Media Disinformation: The Cuban Five and the Assassination of Fabio di Celmo: Washington’s Double Standards
by Arnold August
The five Cubans were sent to south Florida in the 1990s in order to infiltrate terrorist organisations operating for decades with impunity against Cuba from that area in the USA. Over 3,000 Cubans were killed and 2,000 seriously maimed by terrorists activities in Cuba since the revolution of January 1, 1959. The Cuban authorities have continuously pressed upon Washington to stop this action emanating from their territory, but to no avail. The only choice open to Cuba was to gather the information and provide it to the US authorities so that action is taken against those responsible. This is what the five Cuban citizens did. However, when all the evidence was presented to the FBI representatives in Havana, instead of arresting the perpetrators of these crimes, they arrested the five Cubans.
If a North Korean illegally entered the US there would be kangaroos sitting on the bench and making up the jury
White House jitters?
Mr. Carter is in Pyongyang seeking the release of American Aijalon Mahli Gomes, a one-time English teacher in South Korea who was sentenced to eight years in prison for entering the country illegally. The case is reminiscent of that of two US journalists, Euna Lee and Laura Ling, whose release Mr. Clinton secured last year.
Before his mission, Clinton was asked by the Obama administration to stick to the two journalists’ plight and avoid straying into broader US-North Korea issues. By all accounts he did just that – influenced in part, some observers speculated, by the fact that his wife, Hillary Rodham Clinton, is secretary of State.
But he also might have undertaken his mission with still-vivid memories of how, in 1994, Carter went beyond his mandate when the Clinton administration sent him to North Korea, say some foreign-policy experts who served under Clinton.

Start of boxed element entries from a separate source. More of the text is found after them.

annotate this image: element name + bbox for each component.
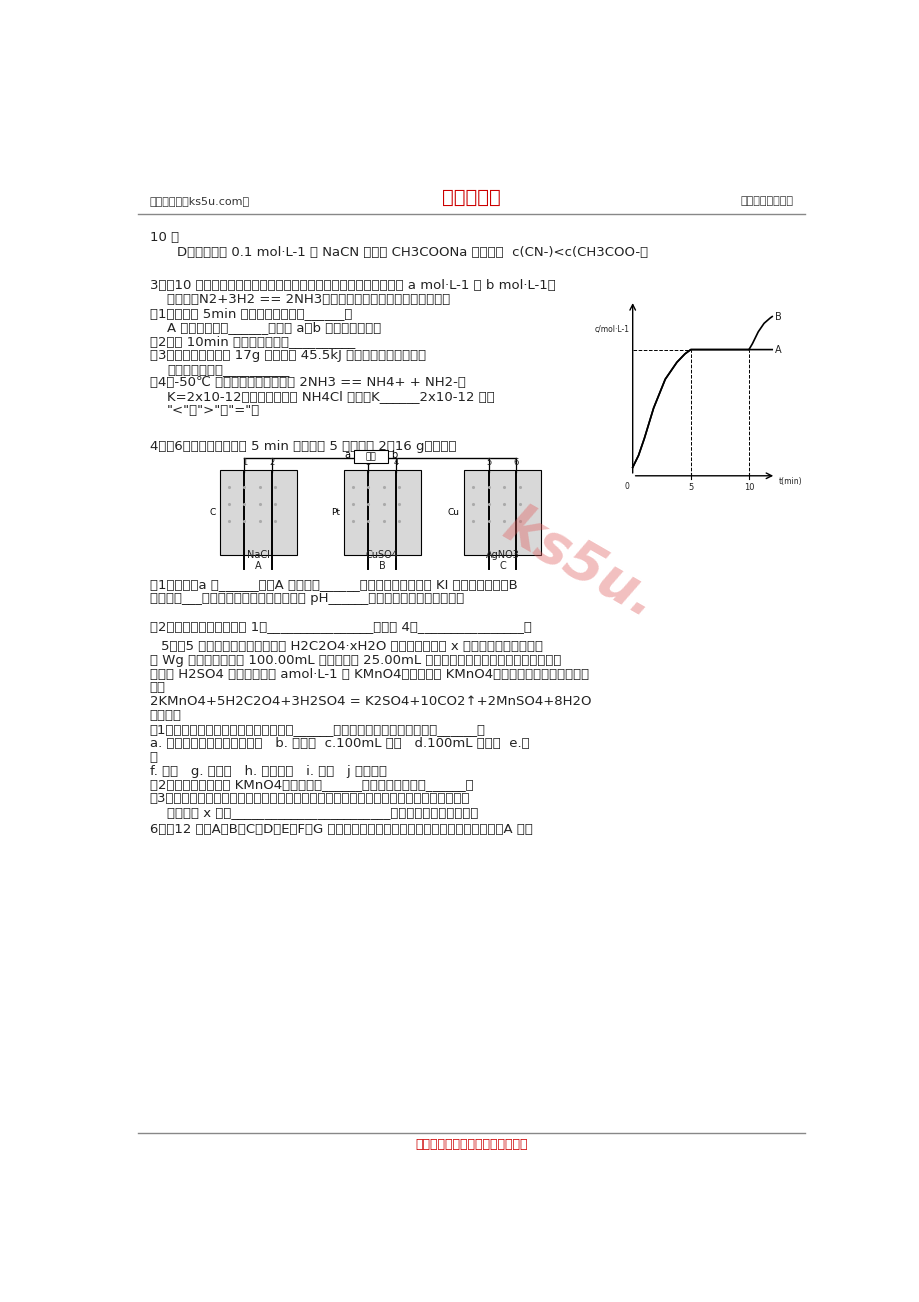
Text: 反应为：N2+3H2 == 2NH3，氨气的浓度随时间变化如图所示。: 反应为：N2+3H2 == 2NH3，氨气的浓度随时间变化如图所示。 [166, 293, 449, 306]
Text: B: B [775, 311, 781, 322]
Text: 2: 2 [269, 458, 275, 467]
Bar [220, 470, 297, 555]
Text: 取 Wg 草酸晶体，配成 100.00mL 水溶液。称 25.00mL 所配制的草酸溶液置于锥形瓶内，加入: 取 Wg 草酸晶体，配成 100.00mL 水溶液。称 25.00mL 所配制的… [150, 654, 561, 667]
Text: （1）反应到 5min 时，氨气反应速率______。: （1）反应到 5min 时，氨气反应速率______。 [150, 307, 352, 320]
Text: 杯: 杯 [150, 751, 158, 764]
Text: 的热化学方程式__________: 的热化学方程式__________ [166, 362, 289, 375]
Text: （3）若在接近滴定终点时，用少量蒸馏水将锥形瓶内壁冲洗一下，再继续滴定至终点，则: （3）若在接近滴定终点时，用少量蒸馏水将锥形瓶内壁冲洗一下，再继续滴定至终点，则 [150, 792, 470, 805]
Text: 3．（10 分）在一定条件下，合成塔中氮气和氢气的起始浓度分别为 a mol·L-1 和 b mol·L-1，: 3．（10 分）在一定条件下，合成塔中氮气和氢气的起始浓度分别为 a mol·L… [150, 280, 555, 293]
Text: （4）-50℃ 时，液氨存在如下电离 2NH3 == NH4+ + NH2-，: （4）-50℃ 时，液氨存在如下电离 2NH3 == NH4+ + NH2-， [150, 376, 465, 389]
Text: A: A [255, 561, 261, 570]
Text: AgNO3: AgNO3 [485, 551, 519, 560]
Text: 您身边的高考专家: 您身边的高考专家 [739, 195, 792, 206]
Text: 5: 5 [687, 483, 693, 492]
Text: 0: 0 [624, 482, 629, 491]
Text: f. 漏斗   g. 锥形瓶   h. 玻璃棒球   i. 药匙   j 胶头滴管: f. 漏斗 g. 锥形瓶 h. 玻璃棒球 i. 药匙 j 胶头滴管 [150, 764, 387, 777]
Text: B: B [379, 561, 385, 570]
Bar [353, 449, 388, 464]
Text: 所测得的 x 值会________________________（偏大、偏小、无影响）: 所测得的 x 值会________________________（偏大、偏小、… [166, 806, 478, 819]
Text: t(min): t(min) [777, 478, 801, 487]
Text: 5: 5 [485, 458, 491, 467]
Text: （1）实验中不需要的仪器有（填序号）______，还缺少的仪器有（填名称）______。: （1）实验中不需要的仪器有（填序号）______，还缺少的仪器有（填名称）___… [150, 723, 485, 736]
Text: a: a [345, 450, 350, 460]
Text: 高考资源网: 高考资源网 [442, 187, 500, 207]
Text: 4．（6分）如下图，通电 5 min 后，电极 5 质量增加 2．16 g，回答：: 4．（6分）如下图，通电 5 min 后，电极 5 质量增加 2．16 g，回答… [150, 440, 456, 453]
Text: 高考资源网（ks5u.com）: 高考资源网（ks5u.com） [150, 195, 250, 206]
Text: A: A [775, 345, 781, 354]
Text: C: C [210, 508, 216, 517]
Text: 1: 1 [242, 458, 247, 467]
Text: 10: 10 [743, 483, 754, 492]
Text: 高考资源网版权所有，侵权必究！: 高考资源网版权所有，侵权必究！ [414, 1138, 528, 1151]
Text: （3）若合成塔内生成 17g 氨气放出 45.5kJ 热量，写出合成氨反应: （3）若合成塔内生成 17g 氨气放出 45.5kJ 热量，写出合成氨反应 [150, 349, 425, 362]
Text: NaCl: NaCl [246, 551, 269, 560]
Text: 5．（5 分）草酸晶体的组成可用 H2C2O4·xH2O 表示，为了测定 x 值，进行如下实验：称: 5．（5 分）草酸晶体的组成可用 H2C2O4·xH2O 表示，为了测定 x 值… [162, 639, 543, 652]
Text: b: b [391, 450, 397, 460]
Text: 池中电极___上发生氧化反应，电解过程中 pH______（填增大、减小或不变）。: 池中电极___上发生氧化反应，电解过程中 pH______（填增大、减小或不变）… [150, 592, 463, 605]
Text: 10 倍: 10 倍 [150, 230, 179, 243]
Text: D．浓度均为 0.1 mol·L-1 的 NaCN 溶液和 CH3COONa 溶液中，  c(CN-)<c(CH3COO-）: D．浓度均为 0.1 mol·L-1 的 NaCN 溶液和 CH3COONa 溶… [176, 246, 647, 259]
Text: 应：: 应： [150, 681, 165, 694]
Bar [463, 470, 540, 555]
Text: ks5u.: ks5u. [493, 499, 666, 630]
Text: Pt: Pt [331, 508, 339, 517]
Text: CuSO4: CuSO4 [366, 551, 398, 560]
Text: （2）在 10min 时采取的措施是__________: （2）在 10min 时采取的措施是__________ [150, 335, 355, 348]
Text: c/mol·L-1: c/mol·L-1 [594, 326, 629, 335]
Text: K=2x10-12，往液氨中加入 NH4Cl 固体，K______2x10-12 （填: K=2x10-12，往液氨中加入 NH4Cl 固体，K______2x10-12… [166, 391, 494, 404]
Text: 2KMnO4+5H2C2O4+3H2SO4 = K2SO4+10CO2↑+2MnSO4+8H2O: 2KMnO4+5H2C2O4+3H2SO4 = K2SO4+10CO2↑+2Mn… [150, 695, 591, 708]
Text: 3: 3 [366, 458, 370, 467]
Text: 适量稀 H2SO4 后，用浓度为 amol·L-1 的 KMnO4溶液滴定至 KMnO4不再褪色为止，所发生的反: 适量稀 H2SO4 后，用浓度为 amol·L-1 的 KMnO4溶液滴定至 K… [150, 668, 588, 681]
Text: a. 托盘天平（带砝码、镊子）   b. 滴定管  c.100mL 量筒   d.100mL 容量瓶  e.烧: a. 托盘天平（带砝码、镊子） b. 滴定管 c.100mL 量筒 d.100m… [150, 737, 529, 750]
Text: （2）实验中，标准液 KMnO4溶液应装在______式滴定管中，因为______。: （2）实验中，标准液 KMnO4溶液应装在______式滴定管中，因为_____… [150, 779, 473, 792]
Text: A 的平衡常数为______（用含 a，b 的表达式表示）: A 的平衡常数为______（用含 a，b 的表达式表示） [166, 322, 380, 335]
Text: 4: 4 [393, 458, 399, 467]
Text: （2）电池电极反应，电极 1：________________；电极 4：________________。: （2）电池电极反应，电极 1：________________；电极 4：___… [150, 620, 531, 633]
Text: （1）电源：a 是______极；A 池中电极______上产生气体能使湿润 KI 淀粉试纸变蓝；B: （1）电源：a 是______极；A 池中电极______上产生气体能使湿润 K… [150, 578, 517, 591]
Text: 6．（12 分）A、B、C、D、E、F、G 七种元素均是短周期元素，且原子序数依次增大。A 原子: 6．（12 分）A、B、C、D、E、F、G 七种元素均是短周期元素，且原子序数依… [150, 823, 532, 836]
Text: "<"，">"或"="）: "<"，">"或"="） [166, 404, 260, 417]
Text: Cu: Cu [448, 508, 460, 517]
Text: 6: 6 [513, 458, 518, 467]
Text: 试回答：: 试回答： [150, 710, 182, 723]
Text: 电源: 电源 [365, 452, 376, 461]
Bar [344, 470, 421, 555]
Text: C: C [499, 561, 505, 570]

Clinton sent Carter to North Korea at the height of a tense standoff over the North’s nuclear developments. Carter ended up negotiating the terms of a settlement with North Korea, but in the process he burned bridges with the Clinton White House, officials later said, and solidified a reputation for acting as an independent peacemaker.
It’s that reputation that is causing a few jitters in the White House, according to some reports, as Carter negotiates in Pyongyang.
North Korea's high hopes
The North Koreans appeared to be making it clear they hope to use Carter’s visit for more than an eventual goodwill gesture, having sent their negotiator for the six-party talks, Kim Gye-Gwan, to greet Carter at the airport.
“Even if [Carter] doesn’t go off track, there’s still the danger it will be interpreted or used to undermine the current US policy,” says Mr. Klingner.
The Obama administration is expected to announce new sanctions against North Korea in the coming weeks, hoping to pressure Pyongyang to look at nuclear talks within an international framework, and not as a purely US-North Korea issue.
While it’s hard to argue with any effort to release US citizens facing harsh sentences under questionable circumstances, Klingner says, the US also has to consider the impact such high-profile missions have on North Korea’s behavior.
“It tends to indicate to the North Koreans that they can bypass normal diplomatic channels” and dominate the limelight by drawing in “high-profile Americans,” he says. “They end up thinking it’s a sure way to further their objectives.”